My institution has a fellowship so I can speak to it very generally. Any specifics and you'll need to talk to people involved in programs.
Pros:
-A respectable alternative to hospitalist work as a post-residency position if do not feel you're competitive enough for Cards fellowship as you'll be doing clinical work while hopefully working on some research to boost your application.
-I can not remember what it is off the top of my head but there are some board exams this fellowship allows you to sit for and there are certain tests (billable) you are trained to interpret and there may be some very minor procedures you can be trained to do. If you feel like you are going to utilize that training in general practice then it may not be a bad idea, but I don't know about the business side to that.
-At super-specialized academic centers, there is a niche for vascular medicine so if you're really niche is academia, this may not be a bad option.
-The fellowship you mention is 3 yrs, but the one I know of is 1 year and for the amount it covers, it's not a bad deal.
Cons:
-Non-ACGME fellowship with no established specialty afterwards.
-It won't automatically qualify you for higher compensation than a hospitalist or open up new opportunities to you outside specialized places.
-Many other fields are traditionally trained in areas you're trained in. Vascular Surgeons know how to medically manage PAD, Cardiologists know about venous stasis as a consequence of HF as well as AF anticoagulation guidelines, Hematologists learn HIT on the inpt side, PCPs alone are qualified to follow a patient's coumadin clinic, and the list goes on as all specialties already are trained to manage the vascular complication of their organ system.

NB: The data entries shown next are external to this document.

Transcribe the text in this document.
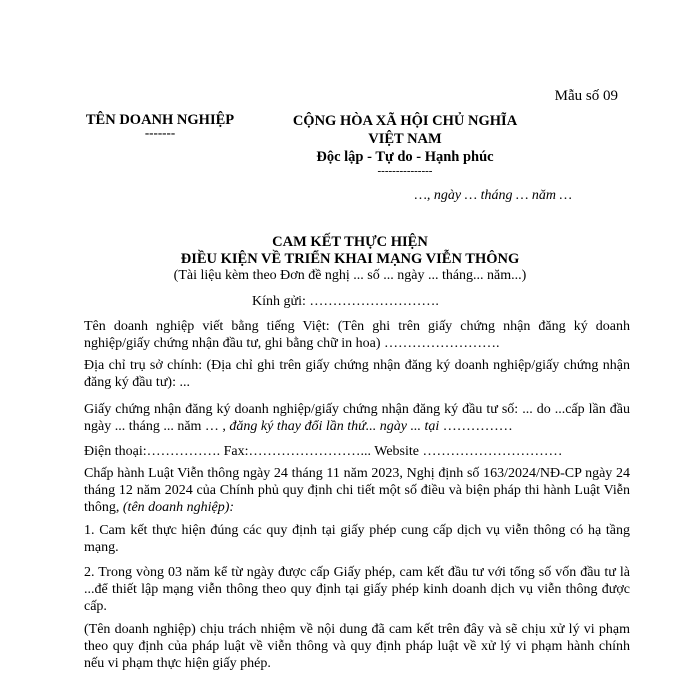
Mẫu số 09
TÊN DOANH NGHIỆP
-------
CỘNG HÒA XÃ HỘI CHỦ NGHĨA VIỆT NAM
Độc lập - Tự do - Hạnh phúc
---------------
…, ngày … tháng … năm …
CAM KẾT THỰC HIỆN
ĐIỀU KIỆN VỀ TRIỂN KHAI MẠNG VIỄN THÔNG
(Tài liệu kèm theo Đơn đề nghị ... số ... ngày ... tháng... năm...)
Kính gửi: ……………………….
Tên doanh nghiệp viết bằng tiếng Việt: (Tên ghi trên giấy chứng nhận đăng ký doanh nghiệp/giấy chứng nhận đầu tư, ghi bằng chữ in hoa) …………………….
Địa chỉ trụ sở chính: (Địa chỉ ghi trên giấy chứng nhận đăng ký doanh nghiệp/giấy chứng nhận đăng ký đầu tư): ...
Giấy chứng nhận đăng ký doanh nghiệp/giấy chứng nhận đăng ký đầu tư số: ... do ...cấp lần đầu ngày ... tháng ... năm … , đăng ký thay đổi lần thứ... ngày ... tại ……………
Điện thoại:……………. Fax:……………………... Website …………………………
Chấp hành Luật Viễn thông ngày 24 tháng 11 năm 2023, Nghị định số 163/2024/NĐ-CP ngày 24 tháng 12 năm 2024 của Chính phủ quy định chi tiết một số điều và biện pháp thi hành Luật Viễn thông, (tên doanh nghiệp):
1. Cam kết thực hiện đúng các quy định tại giấy phép cung cấp dịch vụ viễn thông có hạ tầng mạng.
2. Trong vòng 03 năm kể từ ngày được cấp Giấy phép, cam kết đầu tư với tổng số vốn đầu tư là ...để thiết lập mạng viễn thông theo quy định tại giấy phép kinh doanh dịch vụ viễn thông được cấp.
(Tên doanh nghiệp) chịu trách nhiệm về nội dung đã cam kết trên đây và sẽ chịu xử lý vi phạm theo quy định của pháp luật về viễn thông và quy định pháp luật về xử lý vi phạm hành chính nếu vi phạm thực hiện giấy phép.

-Expanding on the above point, but with most other fields taking the vascular complications of their fields, your bread and butter will be post-hospital discharge visits for DVT/PE the anticoagulation plan hospitalist will inevitably refer their DC'ed patients to. This management is not really super challenging and you're not really establishing a long term relationship with or engaging in significant medical complexity. Furthermore, warfarin creates a lot of that complexity and while we still need to know everything about it, I suspect with more research into DOACs, traditional indications for Warfarin (ESRD, APLS, >40 BMI) will start to disappear.